The second step is a potential impact analysis. The developer does not know the test cases and their coverage.
Therefore, the complete software is split into roughly 40 modules with corresponding sub-functionalities categorized in those modules. This allows the developer to list all the 40 modules that might be affected by this change. And yes, sometimes it is all.
This is where the testing kicks in. The tester knows the modules as well and knows which test cases cover which module. Here we have the first match. The developers know which code maps to which module, tester knows which module maps to which test.
By this simple mapping we have already reduced the candidates of test cases to be executed as regression tests for this change from 100% to something around 2.5% per affected module assuming everything is equally distributed in those modules). This brings us to 10% of all test cases if four modules are affected.
But that is if we would use modules only. A module is tested by a myriad of test cases, so the tester starts exploratory tests based on the impact assessment given by the developer.
This is where the core competence of “open communication” is a must. The developer and tester have an open ongoing discussion on these changes. While the tester explains what he is planning to test the developer provides input on which cases might be more relevant as she/he understand more of the test coverage.
And that, ladies, and gentlemen is how you identify the perfect regression test set: A team of developers and testers that are experts in their domain but also understand the domain of the other role. This reduced regression testing to roughly 10% of all test cases for a regression testing cycle.
How can you reach 100% regression tests? It sounds too good to be true, but it can be done with automation.
For the sake of completeness: Regression testing is not bound to be automated. The project I’ve described above is without ANY end-to-end automation.
I do miss TestResults.io in this project, nevertheless. Everything is manual here, so having to do the impact assessment is required right now. Having communication between developer and tester is required right now. And I love it, but I would love it even more if it would be kind of optional. Kind of like the cherry on the top. We would still do it because it also brings us together, but we wouldn’t need to rely on it.
Automating test cases from the beginning on a platform that keeps the automation maintainable and doesn’t act flaky is the perfect solution for effortless regression testing and therefore to a higher quality.

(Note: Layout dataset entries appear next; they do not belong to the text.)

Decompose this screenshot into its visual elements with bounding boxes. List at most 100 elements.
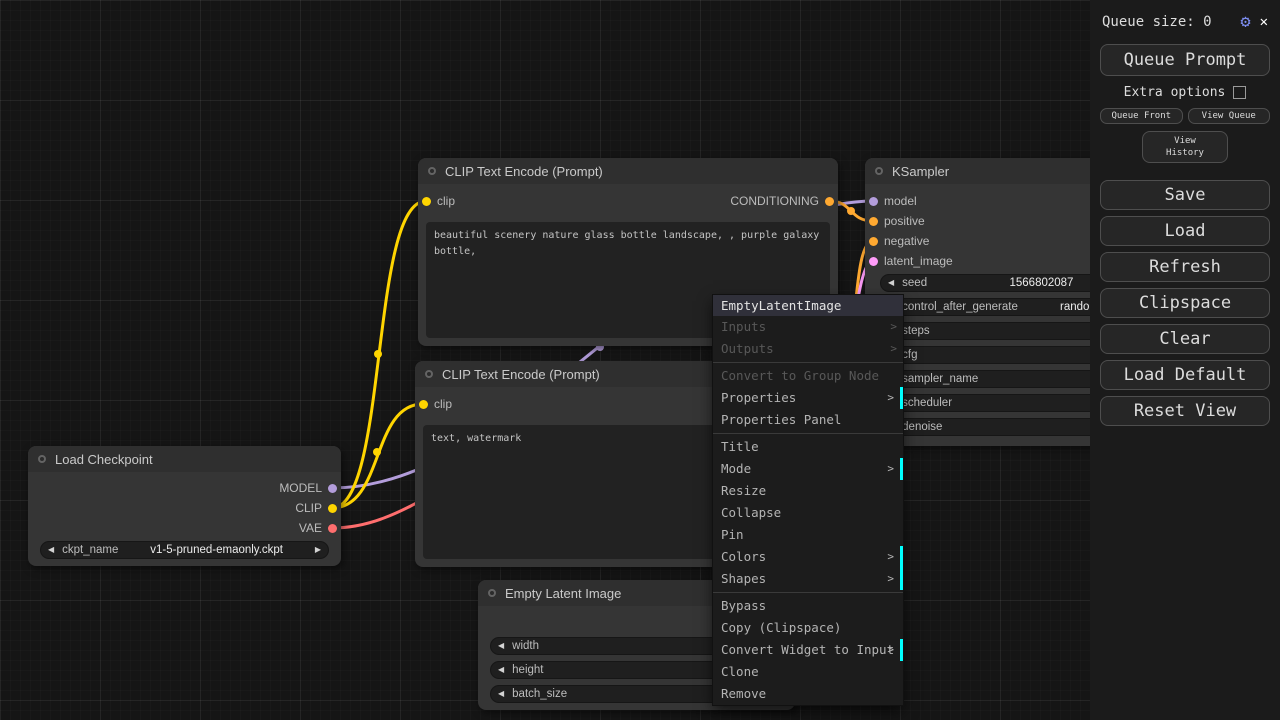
clear-button[interactable]: Clear (1100, 324, 1270, 355)
decrement-arrow-icon[interactable]: ◀ (498, 666, 504, 674)
slot-dot-clip[interactable] (419, 399, 428, 409)
menu-item-pin[interactable]: Pin (713, 524, 903, 546)
menu-separator (713, 362, 903, 363)
slot-dot-model[interactable] (869, 196, 878, 206)
input-slot-negative[interactable]: negative (869, 232, 929, 250)
collapse-dot-icon[interactable] (38, 455, 46, 463)
menu-item-outputs: Outputs (713, 338, 903, 360)
view-history-button[interactable]: View History (1142, 131, 1228, 164)
collapse-dot-icon[interactable] (875, 167, 883, 175)
input-slot-positive[interactable]: positive (869, 212, 925, 230)
menu-item-title[interactable]: Title (713, 436, 903, 458)
slot-label: clip (437, 194, 456, 208)
widget-label: scheduler (902, 397, 953, 409)
menu-item-remove[interactable]: Remove (713, 683, 903, 705)
menu-separator (713, 433, 903, 434)
load-button[interactable]: Load (1100, 216, 1270, 247)
widget-label: height (512, 664, 544, 676)
link-midpoint-dot (847, 207, 855, 215)
collapse-dot-icon[interactable] (425, 370, 433, 378)
widget-label: ckpt_name (62, 544, 119, 556)
menu-item-resize[interactable]: Resize (713, 480, 903, 502)
view-queue-button[interactable]: View Queue (1187, 108, 1270, 124)
widget-value: v1-5-pruned-emaonly.ckpt (150, 544, 283, 556)
menu-item-colors[interactable]: Colors (713, 546, 903, 568)
slot-dot-clip[interactable] (422, 196, 431, 206)
slot-dot-latent[interactable] (869, 256, 878, 266)
node-title-bar[interactable]: Load Checkpoint (28, 446, 341, 472)
widget-label: cfg (902, 349, 918, 361)
increment-arrow-icon[interactable]: ▶ (315, 546, 321, 554)
output-slot-conditioning[interactable]: CONDITIONING (730, 192, 834, 210)
close-icon[interactable]: ✕ (1260, 14, 1268, 30)
slot-dot-model[interactable] (328, 483, 337, 493)
output-slot-model[interactable]: MODEL (279, 479, 337, 497)
widget-label: seed (902, 277, 928, 289)
decrement-arrow-icon[interactable]: ◀ (888, 279, 894, 287)
slot-dot-conditioning[interactable] (825, 196, 834, 206)
menu-item-properties[interactable]: Properties (713, 387, 903, 409)
menu-item-mode[interactable]: Mode (713, 458, 903, 480)
widget-label: steps (902, 325, 930, 337)
node-title: KSampler (892, 163, 950, 179)
node-graph-canvas[interactable]: CLIP Text Encode (Prompt) clip CONDITION… (0, 0, 1280, 720)
menu-separator (713, 592, 903, 593)
input-slot-model[interactable]: model (869, 192, 917, 210)
slot-label: negative (884, 234, 930, 248)
input-slot-clip[interactable]: clip (419, 395, 452, 413)
input-slot-latent-image[interactable]: latent_image (869, 252, 953, 270)
widget-label: sampler_name (902, 373, 979, 385)
slot-label: VAE (298, 521, 322, 535)
input-slot-clip[interactable]: clip (422, 192, 455, 210)
save-button[interactable]: Save (1100, 180, 1270, 211)
menu-item-clone[interactable]: Clone (713, 661, 903, 683)
settings-gear-icon[interactable]: ⚙ (1240, 12, 1250, 32)
slot-dot-conditioning[interactable] (869, 216, 878, 226)
node-title: CLIP Text Encode (Prompt) (445, 163, 603, 179)
clipspace-button[interactable]: Clipspace (1100, 288, 1270, 319)
widget-label: width (512, 640, 540, 652)
widget-label: batch_size (512, 688, 568, 700)
menu-item-bypass[interactable]: Bypass (713, 595, 903, 617)
queue-front-button[interactable]: Queue Front (1100, 108, 1183, 124)
extra-options-checkbox[interactable] (1233, 86, 1247, 99)
node-title: Empty Latent Image (505, 585, 622, 601)
menu-item-inputs: Inputs (713, 316, 903, 338)
output-slot-clip[interactable]: CLIP (295, 499, 337, 517)
slot-label: positive (884, 214, 925, 228)
decrement-arrow-icon[interactable]: ◀ (498, 642, 504, 650)
menu-item-properties-panel[interactable]: Properties Panel (713, 409, 903, 431)
queue-size-label: Queue size: 0 (1102, 14, 1212, 30)
slot-dot-conditioning[interactable] (869, 236, 878, 246)
node-title-bar[interactable]: CLIP Text Encode (Prompt) (418, 158, 838, 184)
menu-item-convert-widget-to-input[interactable]: Convert Widget to Input (713, 639, 903, 661)
refresh-button[interactable]: Refresh (1100, 252, 1270, 283)
decrement-arrow-icon[interactable]: ◀ (48, 546, 54, 554)
node-title: CLIP Text Encode (Prompt) (442, 366, 600, 382)
node-load-checkpoint[interactable]: Load Checkpoint MODEL CLIP VAE ◀ ckpt_na… (28, 446, 341, 566)
slot-dot-clip[interactable] (328, 503, 337, 513)
reset-view-button[interactable]: Reset View (1100, 396, 1270, 427)
decrement-arrow-icon[interactable]: ◀ (498, 690, 504, 698)
menu-item-copy-clipspace[interactable]: Copy (Clipspace) (713, 617, 903, 639)
link-midpoint-dot (374, 350, 382, 358)
widget-label: denoise (902, 421, 943, 433)
slot-label: clip (434, 397, 453, 411)
widget-ckpt-name[interactable]: ◀ ckpt_name v1-5-pruned-emaonly.ckpt ▶ (40, 541, 329, 559)
slot-label: latent_image (884, 254, 953, 268)
queue-prompt-button[interactable]: Queue Prompt (1100, 44, 1270, 76)
menu-item-collapse[interactable]: Collapse (713, 502, 903, 524)
widget-label: control_after_generate (902, 301, 1018, 313)
collapse-dot-icon[interactable] (488, 589, 496, 597)
menu-item-shapes[interactable]: Shapes (713, 568, 903, 590)
output-slot-vae[interactable]: VAE (299, 519, 337, 537)
context-menu: EmptyLatentImage Inputs Outputs Convert … (712, 294, 904, 706)
collapse-dot-icon[interactable] (428, 167, 436, 175)
comfy-menu-panel: Queue size: 0 ⚙ ✕ Queue Prompt Extra opt… (1090, 0, 1280, 720)
slot-dot-vae[interactable] (328, 523, 337, 533)
node-title: Load Checkpoint (55, 451, 153, 467)
slot-label: CLIP (295, 501, 322, 515)
slot-label: MODEL (279, 481, 322, 495)
wire-clip-to-negative (330, 402, 425, 510)
load-default-button[interactable]: Load Default (1100, 360, 1270, 391)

While I told you how we narrow down the number of test cases that need to be executed I would rather tell you we run all test cases all the time. That would give us time to do more exploratory tests and that is what your users do. They don’t read the specification they start to explore your product.
Automation eases the part of making sure that your product works as specified. Michael Bolton refers to this as checking instead of testing. Which frees up resources for real testing. Your users will love it.
Regression tests are normal tests and regression testing is a difficult challenge that you can either try to solve with a clever overlapping algorithm (remember code vs. test cases in modules) or really solve it by adding automation into the game.